Mutmaßliche Autoren der Zotb- und Mytop Würmer verhaftet.

http://de.internet.com/index.php?id=2037820&section=Security


> Strafverfolgungsbehörden haben die beiden mutmaßlichen Autoren der gefährlichen Zotob- und Mytob Würmer verhaftet, die in den letzten Wochen die Server der Fernsehsender CNN und ABC und des New York Times-Verlags lahm legten. Auch die Dienste des Finanzdienstleisters American Express wurden beeinträchtigt. F***d E***r (18), ein in Russland gebürtiger Marokkaner, wurde in Marokko festgenommen. Auch der 21jährige türkische Bürger A**** E*** wurde inhaftiert. Das gab FBI-Sprecher Paul Bresson gestern in Washington bekannt. Beide Verdächtige kamen am Donnerstag in Haft und würden an ihren Aufenthaltsorten vor Gericht gestellt.
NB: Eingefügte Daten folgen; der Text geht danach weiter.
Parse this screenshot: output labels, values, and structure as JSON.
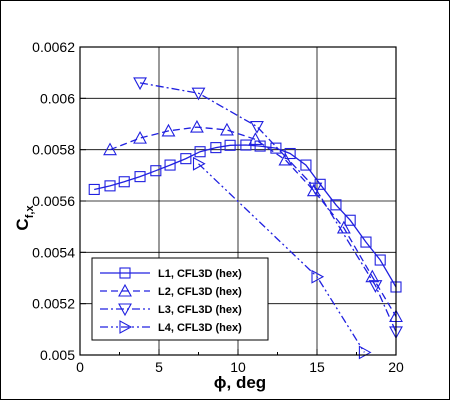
{
  "chart_data": {
    "type": "line",
    "xlabel": "ϕ, deg",
    "ylabel_main": "C",
    "ylabel_sub": "f,x",
    "xlim": [
      0,
      20
    ],
    "ylim": [
      0.005,
      0.0062
    ],
    "xticks": [
      0,
      5,
      10,
      15,
      20
    ],
    "yticks": [
      0.005,
      0.0052,
      0.0054,
      0.0056,
      0.0058,
      0.006,
      0.0062
    ],
    "ytick_labels": [
      "0.005",
      "0.0052",
      "0.0054",
      "0.0056",
      "0.0058",
      "0.006",
      "0.0062"
    ],
    "grid": true,
    "legend_position": "bottom-left",
    "color": "#2020e0",
    "series": [
      {
        "name": "L1, CFL3D (hex)",
        "marker": "square",
        "dash": "solid",
        "x": [
          0.9,
          1.9,
          2.8,
          3.8,
          4.8,
          5.7,
          6.7,
          7.6,
          8.6,
          9.5,
          10.5,
          11.4,
          12.4,
          13.3,
          14.3,
          15.2,
          16.2,
          17.1,
          18.1,
          19.0,
          20.0
        ],
        "values": [
          0.005645,
          0.005659,
          0.005675,
          0.005695,
          0.005718,
          0.00574,
          0.005765,
          0.005792,
          0.005808,
          0.005817,
          0.005818,
          0.005814,
          0.005806,
          0.005785,
          0.00574,
          0.005665,
          0.005585,
          0.005525,
          0.00544,
          0.00537,
          0.005265
        ]
      },
      {
        "name": "L2, CFL3D (hex)",
        "marker": "triangle-up",
        "dash": "dashed",
        "x": [
          1.9,
          3.8,
          5.6,
          7.4,
          9.3,
          11.1,
          13.0,
          14.8,
          16.7,
          18.5,
          20.0
        ],
        "values": [
          0.0058,
          0.005845,
          0.005873,
          0.005888,
          0.005877,
          0.00584,
          0.00576,
          0.00564,
          0.005495,
          0.005305,
          0.00515
        ]
      },
      {
        "name": "L3, CFL3D (hex)",
        "marker": "triangle-down",
        "dash": "dashdot",
        "x": [
          3.8,
          7.5,
          11.2,
          14.9,
          18.7,
          20.0
        ],
        "values": [
          0.00606,
          0.00602,
          0.00589,
          0.00565,
          0.00527,
          0.00509
        ]
      },
      {
        "name": "L4, CFL3D (hex)",
        "marker": "triangle-right",
        "dash": "dashdotdot",
        "x": [
          7.5,
          15.0,
          18.0
        ],
        "values": [
          0.005745,
          0.005305,
          0.00501
        ]
      }
    ]
  }
}
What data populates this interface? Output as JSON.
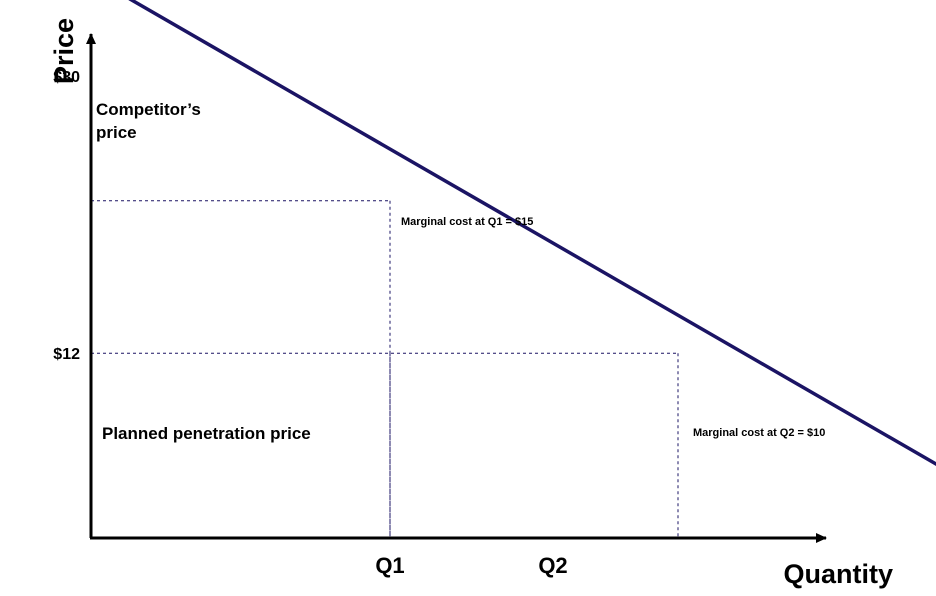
{
  "chart_data": {
    "type": "line",
    "title": "",
    "xlabel": "Quantity",
    "ylabel": "Price",
    "y_ticks": [
      {
        "value": 30,
        "label": "$30"
      },
      {
        "value": 12,
        "label": "$12"
      }
    ],
    "x_ticks": [
      {
        "value": 1,
        "label": "Q1"
      },
      {
        "value": 2,
        "label": "Q2"
      }
    ],
    "series": [
      {
        "color": "#1b1464",
        "x": [
          0.13,
          3.13
        ],
        "y": [
          35.0,
          1.4
        ]
      }
    ],
    "reference_points": [
      {
        "x": 1.0,
        "y": 21.9
      },
      {
        "x": 2.0,
        "y": 12.0
      }
    ],
    "annotations": {
      "competitor_line1": "Competitor’s",
      "competitor_line2": "price",
      "penetration": "Planned penetration price",
      "mc_q1": "Marginal cost at Q1 = $15",
      "mc_q2": "Marginal cost at Q2 = $10"
    },
    "grid": false,
    "legend": "none"
  }
}
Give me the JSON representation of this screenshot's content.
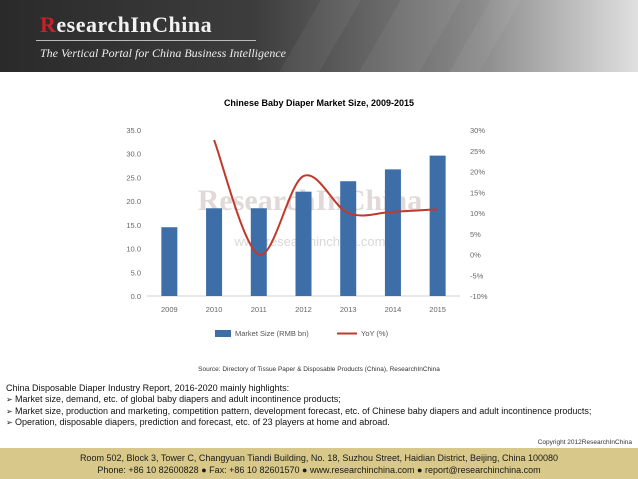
{
  "header": {
    "logo_prefix": "R",
    "logo_main": "esearchInChina",
    "tagline": "The Vertical Portal for China Business Intelligence"
  },
  "chart_data": {
    "type": "bar+line",
    "title": "Chinese Baby Diaper Market Size, 2009-2015",
    "categories": [
      "2009",
      "2010",
      "2011",
      "2012",
      "2013",
      "2014",
      "2015"
    ],
    "series": [
      {
        "name": "Market Size (RMB bn)",
        "type": "bar",
        "axis": "left",
        "color": "#3d6ea8",
        "values": [
          14.5,
          18.5,
          18.5,
          22.0,
          24.2,
          26.7,
          29.6
        ]
      },
      {
        "name": "YoY (%)",
        "type": "line",
        "axis": "right",
        "color": "#c0392b",
        "values": [
          null,
          27.6,
          0.0,
          18.9,
          10.0,
          10.3,
          10.9
        ]
      }
    ],
    "left_axis": {
      "ylim": [
        0,
        35
      ],
      "ticks": [
        "0.0",
        "5.0",
        "10.0",
        "15.0",
        "20.0",
        "25.0",
        "30.0",
        "35.0"
      ]
    },
    "right_axis": {
      "ylim": [
        -10,
        30
      ],
      "ticks": [
        "-10%",
        "-5%",
        "0%",
        "5%",
        "10%",
        "15%",
        "20%",
        "25%",
        "30%"
      ]
    },
    "legend_position": "bottom",
    "grid": false,
    "watermark": "ResearchInChina · www.researchinchina.com"
  },
  "source_note": "Source: Directory of Tissue Paper & Disposable Products (China), ResearchInChina",
  "highlights": {
    "heading": "China Disposable Diaper Industry Report, 2016-2020 mainly highlights:",
    "bullet_glyph": "➢",
    "items": [
      "Market size, demand, etc. of global baby diapers and adult incontinence products;",
      "Market size, production and marketing, competition pattern, development forecast, etc. of Chinese baby diapers and adult incontinence products;",
      "Operation, disposable diapers, prediction and forecast, etc. of 23 players at home and abroad."
    ]
  },
  "copyright": "Copyright 2012ResearchInChina",
  "footer": {
    "address": "Room 502, Block 3, Tower C, Changyuan Tiandi Building, No. 18, Suzhou Street, Haidian District, Beijing, China 100080",
    "phone": "Phone: +86 10 82600828",
    "fax": "Fax: +86 10 82601570",
    "website": "www.researchinchina.com",
    "email": "report@researchinchina.com",
    "separator": "●"
  }
}
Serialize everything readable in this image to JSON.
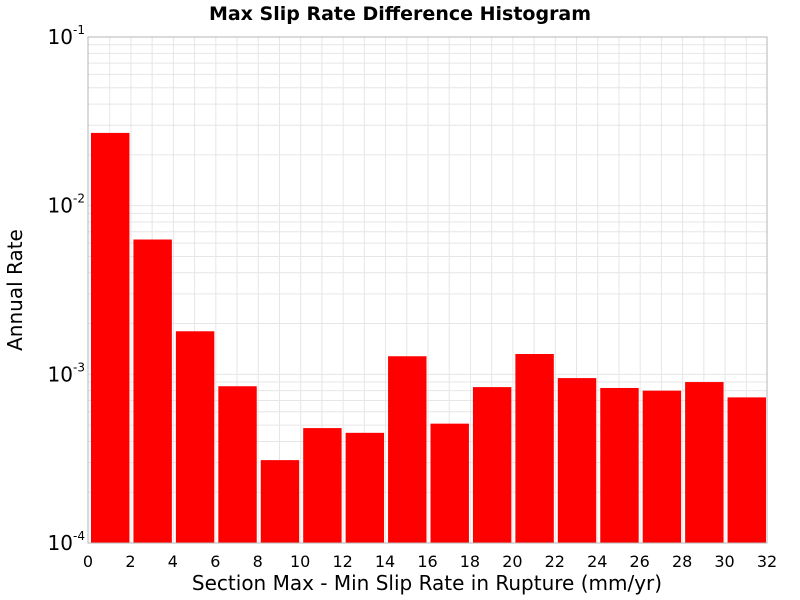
{
  "chart_data": {
    "type": "bar",
    "title": "Max Slip Rate Difference Histogram",
    "xlabel": "Section Max - Min Slip Rate in Rupture (mm/yr)",
    "ylabel": "Annual Rate",
    "xlim": [
      0,
      32
    ],
    "ylim": [
      0.0001,
      0.1
    ],
    "yscale": "log",
    "bin_width": 2,
    "bin_starts": [
      0,
      2,
      4,
      6,
      8,
      10,
      12,
      14,
      16,
      18,
      20,
      22,
      24,
      26,
      28,
      30
    ],
    "values": [
      0.027,
      0.0063,
      0.0018,
      0.00085,
      0.00031,
      0.00048,
      0.00045,
      0.00128,
      0.00051,
      0.00084,
      0.00132,
      0.00095,
      0.00083,
      0.0008,
      0.0009,
      0.00073
    ],
    "x_ticks": [
      "0",
      "2",
      "4",
      "6",
      "8",
      "10",
      "12",
      "14",
      "16",
      "18",
      "20",
      "22",
      "24",
      "26",
      "28",
      "30",
      "32"
    ],
    "y_ticks": [
      {
        "value": 0.1,
        "base": "10",
        "exp": "-1"
      },
      {
        "value": 0.01,
        "base": "10",
        "exp": "-2"
      },
      {
        "value": 0.001,
        "base": "10",
        "exp": "-3"
      },
      {
        "value": 0.0001,
        "base": "10",
        "exp": "-4"
      }
    ],
    "grid": true,
    "colors": {
      "bar": "#ff0000",
      "grid": "#e6e6e6",
      "frame": "#b4b4b4"
    }
  }
}
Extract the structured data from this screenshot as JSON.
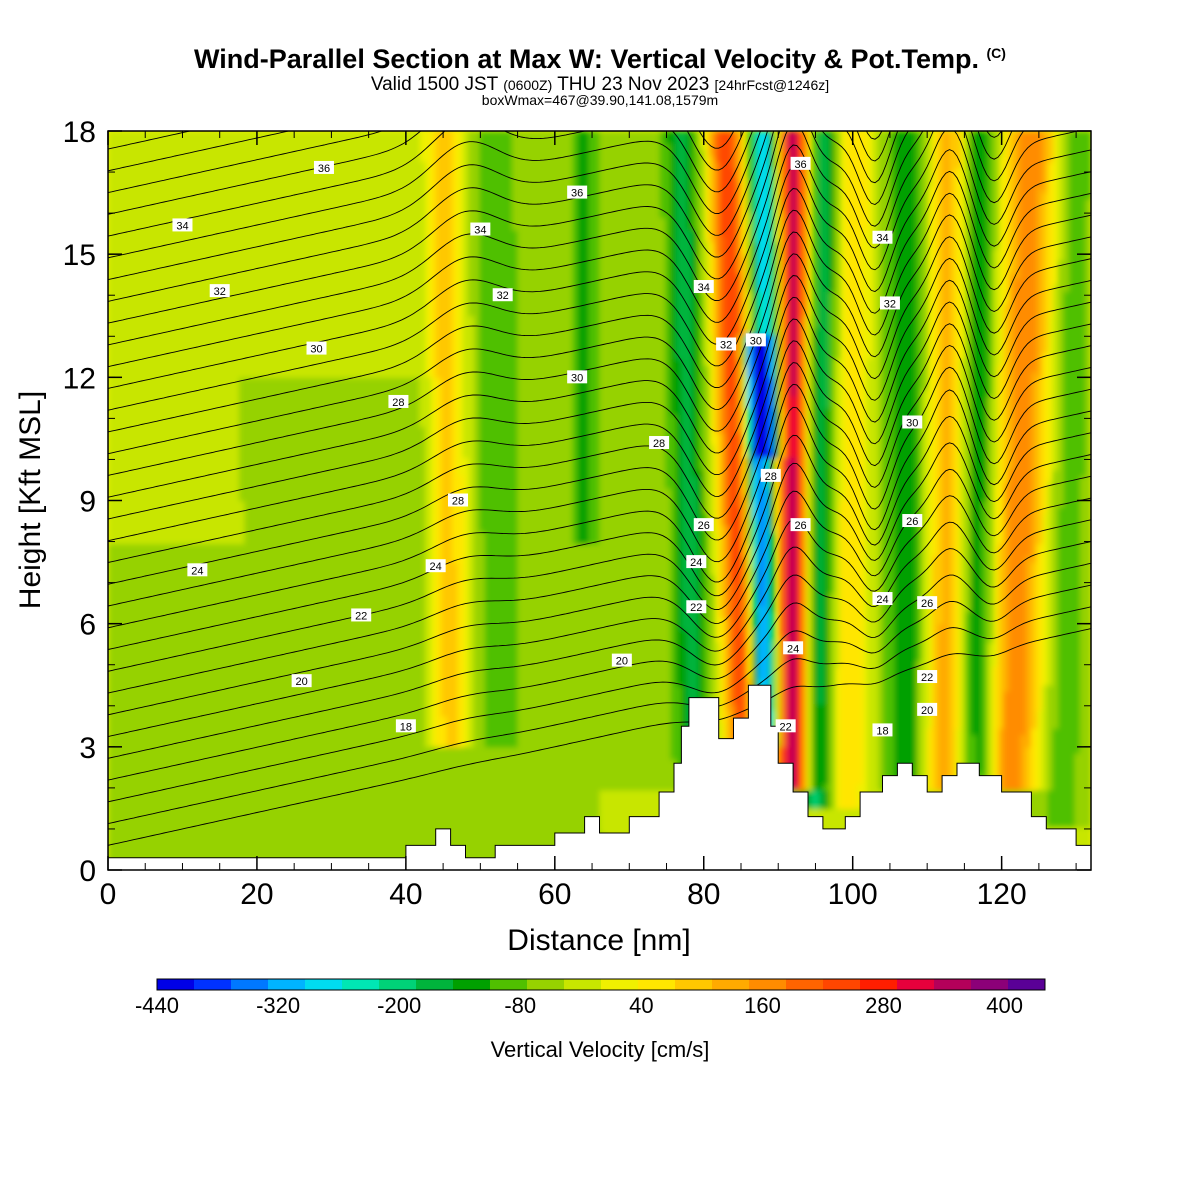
{
  "header": {
    "title": "Wind-Parallel Section at Max W: Vertical Velocity & Pot.Temp.",
    "copyright": "(C)",
    "valid_prefix": "Valid 1500 JST",
    "valid_z": "(0600Z)",
    "valid_date": "THU 23 Nov 2023",
    "forecast": "[24hrFcst@1246z]",
    "box_info": "boxWmax=467@39.90,141.08,1579m"
  },
  "chart_data": {
    "type": "heatmap",
    "xlabel": "Distance [nm]",
    "ylabel": "Height [Kft MSL]",
    "xlim": [
      0,
      132
    ],
    "ylim": [
      0,
      18
    ],
    "x_ticks": [
      0,
      20,
      40,
      60,
      80,
      100,
      120
    ],
    "y_ticks": [
      0,
      3,
      6,
      9,
      12,
      15,
      18
    ],
    "colorbar": {
      "label": "Vertical Velocity [cm/s]",
      "min": -440,
      "max": 440,
      "step": 40,
      "tick_labels": [
        -440,
        -320,
        -200,
        -80,
        40,
        160,
        280,
        400
      ],
      "colors": [
        "#0000e6",
        "#0032ff",
        "#0078ff",
        "#00b4ff",
        "#00dcf0",
        "#00e6b4",
        "#00d278",
        "#00b43c",
        "#00a000",
        "#50c000",
        "#96d200",
        "#c8e600",
        "#f0f000",
        "#ffe600",
        "#ffc800",
        "#ffaa00",
        "#ff8c00",
        "#ff6400",
        "#ff4600",
        "#ff1e00",
        "#e6003c",
        "#b4005a",
        "#8c0078",
        "#5a0096"
      ]
    },
    "terrain_kft": [
      [
        0,
        0.3
      ],
      [
        40,
        0.3
      ],
      [
        40,
        0.6
      ],
      [
        44,
        0.6
      ],
      [
        44,
        1.0
      ],
      [
        46,
        1.0
      ],
      [
        46,
        0.6
      ],
      [
        48,
        0.6
      ],
      [
        48,
        0.3
      ],
      [
        52,
        0.3
      ],
      [
        52,
        0.6
      ],
      [
        60,
        0.6
      ],
      [
        60,
        0.9
      ],
      [
        64,
        0.9
      ],
      [
        64,
        1.3
      ],
      [
        66,
        1.3
      ],
      [
        66,
        0.9
      ],
      [
        70,
        0.9
      ],
      [
        70,
        1.3
      ],
      [
        74,
        1.3
      ],
      [
        74,
        1.9
      ],
      [
        76,
        1.9
      ],
      [
        76,
        2.6
      ],
      [
        77,
        2.6
      ],
      [
        77,
        3.5
      ],
      [
        78,
        3.5
      ],
      [
        78,
        4.2
      ],
      [
        82,
        4.2
      ],
      [
        82,
        3.2
      ],
      [
        84,
        3.2
      ],
      [
        84,
        3.7
      ],
      [
        86,
        3.7
      ],
      [
        86,
        4.5
      ],
      [
        89,
        4.5
      ],
      [
        89,
        3.5
      ],
      [
        90,
        3.5
      ],
      [
        90,
        2.6
      ],
      [
        92,
        2.6
      ],
      [
        92,
        1.9
      ],
      [
        94,
        1.9
      ],
      [
        94,
        1.3
      ],
      [
        96,
        1.3
      ],
      [
        96,
        1.0
      ],
      [
        99,
        1.0
      ],
      [
        99,
        1.3
      ],
      [
        101,
        1.3
      ],
      [
        101,
        1.9
      ],
      [
        104,
        1.9
      ],
      [
        104,
        2.3
      ],
      [
        106,
        2.3
      ],
      [
        106,
        2.6
      ],
      [
        108,
        2.6
      ],
      [
        108,
        2.3
      ],
      [
        110,
        2.3
      ],
      [
        110,
        1.9
      ],
      [
        112,
        1.9
      ],
      [
        112,
        2.3
      ],
      [
        114,
        2.3
      ],
      [
        114,
        2.6
      ],
      [
        117,
        2.6
      ],
      [
        117,
        2.3
      ],
      [
        120,
        2.3
      ],
      [
        120,
        1.9
      ],
      [
        124,
        1.9
      ],
      [
        124,
        1.3
      ],
      [
        126,
        1.3
      ],
      [
        126,
        1.0
      ],
      [
        130,
        1.0
      ],
      [
        130,
        0.6
      ],
      [
        132,
        0.6
      ]
    ],
    "theta_levels_labeled": [
      {
        "text": "36",
        "x": 29,
        "y": 17.1
      },
      {
        "text": "36",
        "x": 63,
        "y": 16.5
      },
      {
        "text": "36",
        "x": 93,
        "y": 17.2
      },
      {
        "text": "34",
        "x": 10,
        "y": 15.7
      },
      {
        "text": "34",
        "x": 50,
        "y": 15.6
      },
      {
        "text": "34",
        "x": 80,
        "y": 14.2
      },
      {
        "text": "34",
        "x": 104,
        "y": 15.4
      },
      {
        "text": "32",
        "x": 15,
        "y": 14.1
      },
      {
        "text": "32",
        "x": 53,
        "y": 14.0
      },
      {
        "text": "32",
        "x": 83,
        "y": 12.8
      },
      {
        "text": "32",
        "x": 105,
        "y": 13.8
      },
      {
        "text": "30",
        "x": 28,
        "y": 12.7
      },
      {
        "text": "30",
        "x": 63,
        "y": 12.0
      },
      {
        "text": "30",
        "x": 87,
        "y": 12.9
      },
      {
        "text": "30",
        "x": 108,
        "y": 10.9
      },
      {
        "text": "28",
        "x": 39,
        "y": 11.4
      },
      {
        "text": "28",
        "x": 74,
        "y": 10.4
      },
      {
        "text": "28",
        "x": 89,
        "y": 9.6
      },
      {
        "text": "28",
        "x": 47,
        "y": 9.0
      },
      {
        "text": "26",
        "x": 80,
        "y": 8.4
      },
      {
        "text": "26",
        "x": 93,
        "y": 8.4
      },
      {
        "text": "26",
        "x": 108,
        "y": 8.5
      },
      {
        "text": "26",
        "x": 110,
        "y": 6.5
      },
      {
        "text": "24",
        "x": 12,
        "y": 7.3
      },
      {
        "text": "24",
        "x": 44,
        "y": 7.4
      },
      {
        "text": "24",
        "x": 79,
        "y": 7.5
      },
      {
        "text": "24",
        "x": 104,
        "y": 6.6
      },
      {
        "text": "24",
        "x": 92,
        "y": 5.4
      },
      {
        "text": "22",
        "x": 34,
        "y": 6.2
      },
      {
        "text": "22",
        "x": 79,
        "y": 6.4
      },
      {
        "text": "22",
        "x": 110,
        "y": 4.7
      },
      {
        "text": "22",
        "x": 91,
        "y": 3.5
      },
      {
        "text": "20",
        "x": 26,
        "y": 4.6
      },
      {
        "text": "20",
        "x": 69,
        "y": 5.1
      },
      {
        "text": "20",
        "x": 110,
        "y": 3.9
      },
      {
        "text": "18",
        "x": 40,
        "y": 3.5
      },
      {
        "text": "18",
        "x": 104,
        "y": 3.4
      }
    ]
  }
}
Und natürlich der Spiegel hats auch:
http://www.spiegel.de/netzwelt/technologie/0,1518,371632,00.html


----------



## stieglitz (30 August 2005)

Hier gehts weiter zu dem Thema:
http://www.heise.de/newsticker/meldung/63350


> In seinem Weblog berichtet das Unternehmen F-Secure, dass Diabl0 als Mitglied des "0x90-Teams" -- dem Coder ebenfalls angehört -- außer für Zotob auch für diverse Mytob-Varianten seit Februar dieses Jahres verantwortlich zeichne. Er habe mit diesen Würmern mehrere Botnetze aufgebaut. Da einige Mytob-Botnetze jedoch von nicht mit dem Marokkaner verbundenen Gruppen wie beispielsweise "Blackcarder" kontrolliert werden, glauben die Finnen, dass der zugehörige Quellcode im Netz verfügbar ist


Ganz schöne Früchtchen!


----------



## stieglitz (31 August 2005)

Hier noch einige Hintergrundinformationen zu diesem Thema:
http://www.intern.de/news/7028.html


> Ein Mitarbeiter der Universität von Pennsylvania hatte bereits im Juni Kontakt zu dem in der vergangenen Woche in Marokko verhafteten Viren-Autor Farid E. alias "Diabl0". Dieser wurde verhaftet, weil er eine Variante des neuen Zotob-Wurms geschrieben haben soll, die die Plug-and-Play Sicherheitslücke in Windows ausnutzt. Der Kontakt mit dem Viren-Autor kam über einen IRC-Kanal zustande, nachdem zuvor ein Rechner der Universität von einem Mytob-Virus befallen worden war. In dem Chat ließ der Marokkaner erkennen, dass seine Viren-Kreationen reine Auftragsarbeiten sind. Er wird dafür bezahlt, die befallenen Rechner mit Adware- und Spyware- zu befrachten. Aufgrund der (infolge des Befalls) herabgesetzten Sicherheitseinstellungen des Internet Explorers können diese Programme dann ihre Werbeinformationen unbeeinträchtigt abliefern. Diabl0 steht ansonsten aber auch im Verdacht, in Verbindung zu Kreditkartenbetrügern zu stehen. Die Einlassung des Marokkaners, Adware und Spyware im Auftrag Dritter verbreitet zu haben, lässt die Hoffnung aufkommen, dass der 18 Jahre alte Mann auch bereit sein könnte, seine Auftraggeber zu enttarnen.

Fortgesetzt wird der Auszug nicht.